Düşlere dalmak yaşamla olan uyumunuzu bozabilir
Hayal dünyasında gerçeklik dilendiği gibi kurgulanabiliyor. Dolayısıyla da yaşama dair acı tatlı detayları kabul etmek, onlarla yüzleşmek zor geldiğinde hayal dünyasına gömülmek tercih edilebiliyor.
Prof. Dr. Dilbaz da bu duruma dikkat çekerek, her şeyin farkında olarak bunu sürdürmeye devam etme halini anlatıyor.
“Saatlerce yalnız başınıza hayaller kurabiliyorsunuz. Mevcut durumda çok mutsuzsanız gülümseten, kendinizi mutlu hissettiren hikayeler üretiyorsunuz. Ama bu sırada o mutsuz veya olumsuz olayla ilgili hiçbir şey yapmamış oluyorsunuz. Yani aslında bir biçimde yaşamla ilgili uyumunuzu bozuyor. Yani hikayelerin arasında hayallerin arasında yaşayarak, onların arasında kaybolmuş oluyorsunuz aslında. Önemli olan nokta da bu. Hayal kuran kişi hayali yaşadığının farkında ama buna rağmen onu yapmaya devam ediyor.”
Başarmadan başarmak
‘Gündüz düşlerinin’ yaşamla ilgili olumsuz etkilerinden biri de, başarmak istediğimiz bir konuda herhangi bir çaba göstermememize rağmen, hayal dünyasında kendimizi onu başarmış saymamız. Sanal dünya da bazen bu inancımızı destekler nitelikte…
Prof. Dr. Dilbaz bu gibi durumlarda sanal dünyanın etkilerine şöyle değiniyor:
“Bu kişiler gerçek dünyada sorunlarla baş edemediği zaman onu hayal dünyasına çekiyor ya da olmak veya başarmak istediği şey için emek vermediğinde onu hayal dünyasında başarmış gibi yaşıyor. Sanal dünya o kadar çok olmayan bir şeyleri anında varmış gibi yaşamamızı sağlıyor ki… Oyunun içindeyken oyunun muhteşem kumandanı olabiliyorsunuz ya da sosyal medyaya baktığınızda herkesi çok mutlu çok fazla şey başarıyormuş gibi düşünüp kendinizi başarısız hissedip sonra hayallerin arasına dalıyorsunuz.”
“Müzik dinlemekle hayali eşleştirebiliyoruz”
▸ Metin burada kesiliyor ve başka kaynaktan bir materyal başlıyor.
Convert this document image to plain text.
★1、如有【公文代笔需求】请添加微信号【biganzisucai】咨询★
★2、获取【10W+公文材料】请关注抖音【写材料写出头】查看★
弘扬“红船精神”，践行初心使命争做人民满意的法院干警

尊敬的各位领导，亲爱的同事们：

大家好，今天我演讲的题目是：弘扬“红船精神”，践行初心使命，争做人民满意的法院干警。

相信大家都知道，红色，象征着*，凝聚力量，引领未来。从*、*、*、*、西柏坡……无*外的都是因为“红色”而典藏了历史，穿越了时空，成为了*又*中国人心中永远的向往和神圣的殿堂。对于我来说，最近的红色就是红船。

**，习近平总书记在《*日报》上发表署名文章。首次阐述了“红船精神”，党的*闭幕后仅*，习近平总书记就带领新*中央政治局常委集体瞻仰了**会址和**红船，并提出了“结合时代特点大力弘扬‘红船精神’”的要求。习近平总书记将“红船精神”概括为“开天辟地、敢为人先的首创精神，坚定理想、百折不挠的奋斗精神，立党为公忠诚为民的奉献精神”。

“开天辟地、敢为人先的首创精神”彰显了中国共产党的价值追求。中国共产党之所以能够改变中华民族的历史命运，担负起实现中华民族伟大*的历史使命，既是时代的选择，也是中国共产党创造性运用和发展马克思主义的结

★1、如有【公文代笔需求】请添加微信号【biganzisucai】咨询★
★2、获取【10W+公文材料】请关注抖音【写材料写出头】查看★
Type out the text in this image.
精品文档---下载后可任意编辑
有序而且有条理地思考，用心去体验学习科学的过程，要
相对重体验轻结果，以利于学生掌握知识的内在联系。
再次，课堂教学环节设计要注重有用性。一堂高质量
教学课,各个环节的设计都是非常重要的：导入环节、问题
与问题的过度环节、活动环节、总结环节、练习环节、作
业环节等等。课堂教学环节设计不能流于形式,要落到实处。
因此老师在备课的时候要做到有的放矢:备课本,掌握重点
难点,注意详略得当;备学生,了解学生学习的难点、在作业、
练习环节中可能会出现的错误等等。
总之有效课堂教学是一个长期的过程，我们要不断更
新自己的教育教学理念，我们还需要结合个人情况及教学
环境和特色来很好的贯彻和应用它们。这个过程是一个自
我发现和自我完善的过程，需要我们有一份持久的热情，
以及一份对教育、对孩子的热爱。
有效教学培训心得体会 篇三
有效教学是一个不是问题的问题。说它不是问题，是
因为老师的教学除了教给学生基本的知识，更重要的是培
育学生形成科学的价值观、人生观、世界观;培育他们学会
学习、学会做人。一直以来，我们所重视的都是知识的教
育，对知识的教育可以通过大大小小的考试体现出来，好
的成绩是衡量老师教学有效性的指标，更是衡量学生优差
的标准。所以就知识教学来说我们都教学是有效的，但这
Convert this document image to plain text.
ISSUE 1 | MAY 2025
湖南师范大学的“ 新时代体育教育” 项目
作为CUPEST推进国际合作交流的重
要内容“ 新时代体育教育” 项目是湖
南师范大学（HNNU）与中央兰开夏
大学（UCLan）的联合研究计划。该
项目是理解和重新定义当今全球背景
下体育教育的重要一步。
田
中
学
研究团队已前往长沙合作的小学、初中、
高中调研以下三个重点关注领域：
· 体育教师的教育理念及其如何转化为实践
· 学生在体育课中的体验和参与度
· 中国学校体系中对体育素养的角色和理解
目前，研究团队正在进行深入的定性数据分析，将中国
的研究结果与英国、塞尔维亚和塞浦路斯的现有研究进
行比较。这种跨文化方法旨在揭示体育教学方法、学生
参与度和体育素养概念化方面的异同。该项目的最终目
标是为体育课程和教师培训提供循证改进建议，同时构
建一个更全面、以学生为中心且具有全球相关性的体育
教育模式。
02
Son yıllarda artan sosyal medya kullanımı demek, sanal mecralarda geçirilen zamanın da artması anlamına geliyor. Bu mecralar yeni bağımlılıklara yol açıyor. Bazen hayattan koparacak kadar içine sürüklendiğimiz bu anlarda yaşanan aksilikler de yaygınlaşıyor.
Sadece sanal dünya değil, müziğin de hayal kurmayı tetikleyen bir gücü olduğunu söyleyen Prof. Dr. Dilbaz, hayal dünyasına çok fazla dalıp giden kişiler için müzik dinlemeye belirli periyodlarda ara vermeyi öneriyor. Samsun’da meydana gelen kaza örneğini vererek sözlerini sürdürüyor:
“O sırada o kişi bizim gördüğümüz kadarıyla rayların üzerinde yürüyor ve tramvay yaklaşıyor. Ancak o sırada ona göre, rayların üstünde değil ve tramvay ona doğru yaklaşmıyor. Tamamen farklı bir an yaşıyor. Müzik bunu çok fazla tetikleyebiliyor. Müzik dinlemekle hayali eşleştirebiliyoruz. Hatta bu durumdan kurtulmak için sıklıkla müzik dinlemeye bir süre ara vermeyi öneriyoruz. Çünkü müziğin bu hastalığı tetiklediği düşünülebiliyor. Hayatınızı kontrol altına almalısınız diyoruz. Orada görünen de o… O sırada bedeni orada, ama kendisi, ruh dünyası, düşünceleri, duyguları orada değil. Farklı bir alemde yaşıyor o sırada. Bir şey görmesi duyması mümkün değil.”